While that agreement partially offset the initial $5 billion-plus deficit the state faced at the beginning of the year, it extends current union contracts to 2027 and includes no-layoff provisions, generating concerns about its long-term sustainability.
Connecticut is the only state in the country that has not adopted a budget and pressure continued to mount this week on lawmakers to resolve the deadlock.
On Monday, Wall Street credit rating agency Moody’s Investor Service signaled possible downgrades that could lead to lower bond ratings and higher interest costs for 51 Connecticut municipalities and six regional school districts.
S&P Global Ratings earlier put a negative outlook on the state’s general obligation bond rating, downgraded Hartford’s bond rating, and placed nine Connecticut municipalities and one school district on a “negative” credit watch.
Moody's recommended lawmakers adopt legislation to allow municipalities to renegotiate labor contracts.
Moody's said the city's contractual obligations with its employee unions were "a constraint" to reducing deficits.
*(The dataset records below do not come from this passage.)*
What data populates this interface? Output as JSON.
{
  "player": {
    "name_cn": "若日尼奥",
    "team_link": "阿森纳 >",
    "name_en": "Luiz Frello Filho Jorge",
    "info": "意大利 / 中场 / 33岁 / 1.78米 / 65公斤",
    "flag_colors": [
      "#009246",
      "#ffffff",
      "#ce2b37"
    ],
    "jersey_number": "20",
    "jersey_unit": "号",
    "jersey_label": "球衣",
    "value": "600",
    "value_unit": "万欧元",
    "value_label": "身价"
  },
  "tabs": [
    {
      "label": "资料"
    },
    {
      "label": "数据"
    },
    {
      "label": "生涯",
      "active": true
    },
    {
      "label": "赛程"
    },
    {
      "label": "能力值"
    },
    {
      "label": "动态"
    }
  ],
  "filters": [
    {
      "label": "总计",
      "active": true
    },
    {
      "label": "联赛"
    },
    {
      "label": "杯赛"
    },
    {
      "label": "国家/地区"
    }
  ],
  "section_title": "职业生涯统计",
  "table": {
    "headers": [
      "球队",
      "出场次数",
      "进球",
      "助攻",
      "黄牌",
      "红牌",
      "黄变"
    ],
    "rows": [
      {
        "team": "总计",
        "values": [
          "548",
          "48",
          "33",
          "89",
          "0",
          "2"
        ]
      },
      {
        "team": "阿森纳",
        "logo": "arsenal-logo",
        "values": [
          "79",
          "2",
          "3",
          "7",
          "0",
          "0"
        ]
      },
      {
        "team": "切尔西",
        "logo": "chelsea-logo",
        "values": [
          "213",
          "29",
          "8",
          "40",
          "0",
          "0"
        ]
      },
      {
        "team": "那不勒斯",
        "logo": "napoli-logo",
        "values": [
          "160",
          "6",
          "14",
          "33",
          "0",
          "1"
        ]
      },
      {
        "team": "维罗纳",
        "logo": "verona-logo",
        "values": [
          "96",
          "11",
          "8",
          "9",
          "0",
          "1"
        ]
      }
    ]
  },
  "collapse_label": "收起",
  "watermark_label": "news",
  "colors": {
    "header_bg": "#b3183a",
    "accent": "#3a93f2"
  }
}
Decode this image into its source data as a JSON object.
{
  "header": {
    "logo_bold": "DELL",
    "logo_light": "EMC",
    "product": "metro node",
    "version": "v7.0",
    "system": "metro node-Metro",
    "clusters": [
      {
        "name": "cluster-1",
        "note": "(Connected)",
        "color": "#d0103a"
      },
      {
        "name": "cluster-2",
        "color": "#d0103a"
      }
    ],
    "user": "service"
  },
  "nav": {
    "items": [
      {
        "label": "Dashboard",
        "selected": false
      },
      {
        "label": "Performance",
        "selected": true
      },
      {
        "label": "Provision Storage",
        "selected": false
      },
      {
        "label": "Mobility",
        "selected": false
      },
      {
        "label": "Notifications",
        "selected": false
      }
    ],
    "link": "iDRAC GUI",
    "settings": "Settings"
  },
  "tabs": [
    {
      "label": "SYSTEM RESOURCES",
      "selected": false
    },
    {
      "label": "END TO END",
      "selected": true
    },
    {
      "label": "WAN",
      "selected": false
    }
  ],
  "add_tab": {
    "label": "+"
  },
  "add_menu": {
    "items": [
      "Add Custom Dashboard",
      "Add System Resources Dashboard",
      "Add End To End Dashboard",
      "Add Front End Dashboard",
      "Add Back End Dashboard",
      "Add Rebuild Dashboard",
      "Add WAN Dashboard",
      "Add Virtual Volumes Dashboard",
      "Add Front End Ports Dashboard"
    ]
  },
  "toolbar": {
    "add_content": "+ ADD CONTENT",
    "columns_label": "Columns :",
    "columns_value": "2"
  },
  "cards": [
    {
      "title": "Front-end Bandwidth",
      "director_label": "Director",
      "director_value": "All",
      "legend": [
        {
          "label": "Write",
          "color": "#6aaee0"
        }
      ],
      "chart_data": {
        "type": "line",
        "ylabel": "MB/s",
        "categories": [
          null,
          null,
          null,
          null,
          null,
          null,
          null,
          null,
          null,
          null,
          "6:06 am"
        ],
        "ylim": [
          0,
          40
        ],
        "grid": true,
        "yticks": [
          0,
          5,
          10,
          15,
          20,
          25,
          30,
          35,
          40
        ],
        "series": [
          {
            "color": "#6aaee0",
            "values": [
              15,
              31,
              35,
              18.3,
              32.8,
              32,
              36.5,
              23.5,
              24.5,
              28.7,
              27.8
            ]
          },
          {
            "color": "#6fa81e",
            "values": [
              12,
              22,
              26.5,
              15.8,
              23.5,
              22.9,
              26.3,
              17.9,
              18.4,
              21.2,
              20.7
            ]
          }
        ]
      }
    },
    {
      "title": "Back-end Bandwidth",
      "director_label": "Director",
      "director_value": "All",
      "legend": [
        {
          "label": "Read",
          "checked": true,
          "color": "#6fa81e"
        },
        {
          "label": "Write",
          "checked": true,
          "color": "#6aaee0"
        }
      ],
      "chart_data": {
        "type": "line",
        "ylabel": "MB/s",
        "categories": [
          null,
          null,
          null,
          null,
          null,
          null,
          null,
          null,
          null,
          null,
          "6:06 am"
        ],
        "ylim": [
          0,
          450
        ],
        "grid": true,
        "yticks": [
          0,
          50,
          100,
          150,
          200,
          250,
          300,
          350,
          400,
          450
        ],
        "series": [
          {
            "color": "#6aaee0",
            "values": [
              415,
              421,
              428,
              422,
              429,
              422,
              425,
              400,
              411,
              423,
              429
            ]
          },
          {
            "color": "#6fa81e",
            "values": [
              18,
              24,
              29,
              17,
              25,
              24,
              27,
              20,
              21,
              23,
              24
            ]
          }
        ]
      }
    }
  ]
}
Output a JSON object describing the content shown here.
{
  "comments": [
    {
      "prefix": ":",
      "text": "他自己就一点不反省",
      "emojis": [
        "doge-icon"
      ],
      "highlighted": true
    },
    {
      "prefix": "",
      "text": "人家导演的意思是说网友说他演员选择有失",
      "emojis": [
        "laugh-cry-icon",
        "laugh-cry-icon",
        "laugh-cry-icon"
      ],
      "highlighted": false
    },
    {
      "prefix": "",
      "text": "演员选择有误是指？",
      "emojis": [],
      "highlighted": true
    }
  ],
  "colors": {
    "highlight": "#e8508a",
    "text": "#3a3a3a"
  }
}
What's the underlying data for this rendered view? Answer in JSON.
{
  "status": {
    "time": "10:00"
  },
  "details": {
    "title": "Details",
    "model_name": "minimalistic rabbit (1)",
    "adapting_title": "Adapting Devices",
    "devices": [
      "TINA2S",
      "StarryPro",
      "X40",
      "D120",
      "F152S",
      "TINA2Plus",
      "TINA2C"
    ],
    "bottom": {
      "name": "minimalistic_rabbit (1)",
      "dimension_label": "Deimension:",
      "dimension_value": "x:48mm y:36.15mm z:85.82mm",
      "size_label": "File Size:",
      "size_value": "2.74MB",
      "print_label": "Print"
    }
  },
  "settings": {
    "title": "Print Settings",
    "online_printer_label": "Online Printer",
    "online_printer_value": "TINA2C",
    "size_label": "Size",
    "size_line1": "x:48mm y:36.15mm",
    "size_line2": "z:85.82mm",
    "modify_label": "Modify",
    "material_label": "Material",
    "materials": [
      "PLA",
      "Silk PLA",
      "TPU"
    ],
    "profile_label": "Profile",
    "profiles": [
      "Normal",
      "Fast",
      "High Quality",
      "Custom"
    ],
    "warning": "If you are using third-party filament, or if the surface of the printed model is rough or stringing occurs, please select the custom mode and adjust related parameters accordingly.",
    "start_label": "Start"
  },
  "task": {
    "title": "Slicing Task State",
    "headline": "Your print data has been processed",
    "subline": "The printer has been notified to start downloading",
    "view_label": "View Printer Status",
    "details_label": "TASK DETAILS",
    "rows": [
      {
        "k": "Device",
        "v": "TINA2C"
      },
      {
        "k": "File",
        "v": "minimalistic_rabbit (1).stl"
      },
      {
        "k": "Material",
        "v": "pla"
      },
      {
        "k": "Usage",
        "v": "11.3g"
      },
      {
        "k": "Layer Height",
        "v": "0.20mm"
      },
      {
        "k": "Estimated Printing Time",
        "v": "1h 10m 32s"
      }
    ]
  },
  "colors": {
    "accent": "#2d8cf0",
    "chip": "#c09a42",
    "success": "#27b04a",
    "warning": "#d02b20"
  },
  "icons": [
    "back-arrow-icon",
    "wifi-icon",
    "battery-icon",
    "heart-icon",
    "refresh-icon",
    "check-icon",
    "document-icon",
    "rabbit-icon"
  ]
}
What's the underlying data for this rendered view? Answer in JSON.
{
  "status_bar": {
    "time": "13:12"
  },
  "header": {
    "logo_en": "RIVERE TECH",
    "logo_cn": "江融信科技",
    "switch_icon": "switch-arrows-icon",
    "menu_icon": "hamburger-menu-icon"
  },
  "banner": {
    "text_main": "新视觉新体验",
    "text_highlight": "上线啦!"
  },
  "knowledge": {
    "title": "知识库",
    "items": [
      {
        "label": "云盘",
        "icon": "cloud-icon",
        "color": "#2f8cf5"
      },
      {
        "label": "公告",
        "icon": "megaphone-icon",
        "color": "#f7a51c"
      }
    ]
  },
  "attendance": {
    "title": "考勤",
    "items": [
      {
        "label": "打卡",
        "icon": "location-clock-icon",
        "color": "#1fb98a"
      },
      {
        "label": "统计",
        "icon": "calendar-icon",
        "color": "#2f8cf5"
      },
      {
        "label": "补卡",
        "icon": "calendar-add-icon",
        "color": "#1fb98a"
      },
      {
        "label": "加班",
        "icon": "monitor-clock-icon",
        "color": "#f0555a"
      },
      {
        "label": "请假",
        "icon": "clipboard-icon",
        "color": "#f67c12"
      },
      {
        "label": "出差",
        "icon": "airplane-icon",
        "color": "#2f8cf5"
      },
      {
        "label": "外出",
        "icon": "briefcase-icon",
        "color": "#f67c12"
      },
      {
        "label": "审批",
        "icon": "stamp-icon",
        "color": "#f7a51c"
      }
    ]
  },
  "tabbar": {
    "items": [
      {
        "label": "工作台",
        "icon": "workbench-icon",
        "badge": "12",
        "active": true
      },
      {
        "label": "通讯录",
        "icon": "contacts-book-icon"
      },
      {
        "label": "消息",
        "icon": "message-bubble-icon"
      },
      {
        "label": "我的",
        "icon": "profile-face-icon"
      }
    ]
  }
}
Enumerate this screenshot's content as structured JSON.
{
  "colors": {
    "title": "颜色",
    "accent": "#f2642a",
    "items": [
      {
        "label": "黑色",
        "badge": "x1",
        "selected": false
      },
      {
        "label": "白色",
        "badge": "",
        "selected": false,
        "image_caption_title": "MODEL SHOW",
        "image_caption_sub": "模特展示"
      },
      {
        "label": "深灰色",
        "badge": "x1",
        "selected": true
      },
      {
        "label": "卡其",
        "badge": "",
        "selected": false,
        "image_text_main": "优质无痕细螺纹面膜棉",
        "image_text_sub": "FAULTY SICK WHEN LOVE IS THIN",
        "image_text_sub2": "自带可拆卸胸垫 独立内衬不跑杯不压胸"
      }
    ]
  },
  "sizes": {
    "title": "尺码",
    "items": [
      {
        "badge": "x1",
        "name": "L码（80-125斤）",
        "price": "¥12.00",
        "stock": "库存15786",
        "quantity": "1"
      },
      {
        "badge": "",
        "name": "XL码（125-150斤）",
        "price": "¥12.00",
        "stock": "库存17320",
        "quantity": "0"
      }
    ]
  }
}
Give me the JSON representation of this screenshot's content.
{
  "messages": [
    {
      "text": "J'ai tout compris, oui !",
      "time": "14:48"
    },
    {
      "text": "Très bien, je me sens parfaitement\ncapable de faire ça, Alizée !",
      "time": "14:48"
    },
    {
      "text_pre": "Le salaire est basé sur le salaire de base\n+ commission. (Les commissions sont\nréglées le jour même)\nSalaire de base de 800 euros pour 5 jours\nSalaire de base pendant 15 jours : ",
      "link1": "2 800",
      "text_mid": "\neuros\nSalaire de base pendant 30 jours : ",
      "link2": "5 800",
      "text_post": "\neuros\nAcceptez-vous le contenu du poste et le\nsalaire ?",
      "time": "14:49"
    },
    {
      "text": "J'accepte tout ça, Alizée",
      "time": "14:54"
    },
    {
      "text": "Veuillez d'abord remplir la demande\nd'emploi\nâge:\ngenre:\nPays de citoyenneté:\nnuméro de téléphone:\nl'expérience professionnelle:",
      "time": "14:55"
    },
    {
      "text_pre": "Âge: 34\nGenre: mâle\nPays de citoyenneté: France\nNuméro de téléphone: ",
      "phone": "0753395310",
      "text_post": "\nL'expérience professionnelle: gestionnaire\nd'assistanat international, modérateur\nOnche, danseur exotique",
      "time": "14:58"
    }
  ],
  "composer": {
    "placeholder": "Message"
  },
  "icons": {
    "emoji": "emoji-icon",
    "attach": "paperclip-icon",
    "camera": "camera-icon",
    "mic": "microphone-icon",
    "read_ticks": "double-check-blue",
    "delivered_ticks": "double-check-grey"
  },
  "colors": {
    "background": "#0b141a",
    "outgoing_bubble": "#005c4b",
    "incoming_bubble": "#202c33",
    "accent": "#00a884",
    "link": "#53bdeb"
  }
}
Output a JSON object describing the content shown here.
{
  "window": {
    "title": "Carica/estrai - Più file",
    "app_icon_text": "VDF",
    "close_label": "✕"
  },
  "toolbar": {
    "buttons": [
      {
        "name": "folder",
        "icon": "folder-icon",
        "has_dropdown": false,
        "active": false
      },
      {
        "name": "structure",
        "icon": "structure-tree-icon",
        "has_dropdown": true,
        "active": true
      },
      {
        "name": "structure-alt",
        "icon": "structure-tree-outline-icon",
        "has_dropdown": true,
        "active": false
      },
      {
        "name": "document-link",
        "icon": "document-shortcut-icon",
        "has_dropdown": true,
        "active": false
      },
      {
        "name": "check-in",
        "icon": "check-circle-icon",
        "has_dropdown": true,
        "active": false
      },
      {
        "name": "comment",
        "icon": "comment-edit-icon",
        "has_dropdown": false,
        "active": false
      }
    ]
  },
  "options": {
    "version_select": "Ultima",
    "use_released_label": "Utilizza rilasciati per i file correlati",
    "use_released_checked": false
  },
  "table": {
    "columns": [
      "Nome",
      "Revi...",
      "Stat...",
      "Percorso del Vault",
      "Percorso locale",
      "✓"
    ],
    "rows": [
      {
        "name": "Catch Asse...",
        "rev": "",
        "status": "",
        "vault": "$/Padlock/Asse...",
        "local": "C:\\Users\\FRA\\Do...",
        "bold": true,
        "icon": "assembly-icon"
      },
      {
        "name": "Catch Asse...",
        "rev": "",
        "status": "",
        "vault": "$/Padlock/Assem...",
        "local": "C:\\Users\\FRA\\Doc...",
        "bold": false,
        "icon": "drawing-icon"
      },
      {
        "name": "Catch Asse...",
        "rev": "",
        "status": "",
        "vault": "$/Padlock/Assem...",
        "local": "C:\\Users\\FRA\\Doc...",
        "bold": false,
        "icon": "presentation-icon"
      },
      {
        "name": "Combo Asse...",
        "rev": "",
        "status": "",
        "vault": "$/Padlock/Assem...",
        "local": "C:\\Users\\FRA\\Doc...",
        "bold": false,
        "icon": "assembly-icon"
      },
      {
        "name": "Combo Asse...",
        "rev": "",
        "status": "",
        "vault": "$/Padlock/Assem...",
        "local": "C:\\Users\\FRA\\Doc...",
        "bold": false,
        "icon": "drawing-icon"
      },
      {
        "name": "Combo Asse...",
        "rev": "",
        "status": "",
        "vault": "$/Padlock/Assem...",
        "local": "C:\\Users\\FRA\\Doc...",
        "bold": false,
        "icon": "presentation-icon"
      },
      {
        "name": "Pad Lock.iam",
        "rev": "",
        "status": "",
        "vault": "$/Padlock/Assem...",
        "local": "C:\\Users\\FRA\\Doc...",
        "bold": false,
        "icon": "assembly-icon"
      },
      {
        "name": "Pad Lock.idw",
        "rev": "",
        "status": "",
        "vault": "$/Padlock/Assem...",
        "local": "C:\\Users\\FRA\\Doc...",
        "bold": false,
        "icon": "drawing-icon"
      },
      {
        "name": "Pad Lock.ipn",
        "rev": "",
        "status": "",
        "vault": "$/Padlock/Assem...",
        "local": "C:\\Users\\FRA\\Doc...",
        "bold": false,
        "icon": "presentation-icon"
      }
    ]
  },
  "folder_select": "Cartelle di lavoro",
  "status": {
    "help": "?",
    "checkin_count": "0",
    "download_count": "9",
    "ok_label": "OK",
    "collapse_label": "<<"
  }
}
The agency recommended the state legislature adopt legislation to free up up the arbitration process and allow municipalities to renegotiate labor contracts.
Calls for More Tax Hikes
Financial publisher Kiplinger released its annual State-by-State Guide to Taxes this week, ranking Connecticut among the 10 least tax-friendly states in the country.
"Real estate taxes are the fourth-highest in the country and the state has not only a gift tax, but a luxury tax," Kiplinger said in its report.
"What's worse, Connecticut faces serious financial pressures that could force it to raise taxes even more."
Connecticut has endured the largest and second-largest tax hikes in the state's history over the last six years.
State employee union leaders sent letters to all 187 state lawmakers last week calling for more tax hikes to balance the budget.
The state's slow post-recession economic recovery also took a hit Thursday with the announcement that Connecticut lost 2,000 jobs in September. Connecticut has now lost 7,900 jobs since June.
"Connecticut's economy is impacted by the instability at the state Capitol," said CBIA economist Pete Gioia.
"September's disturbing employment report is a dramatic reminder of that."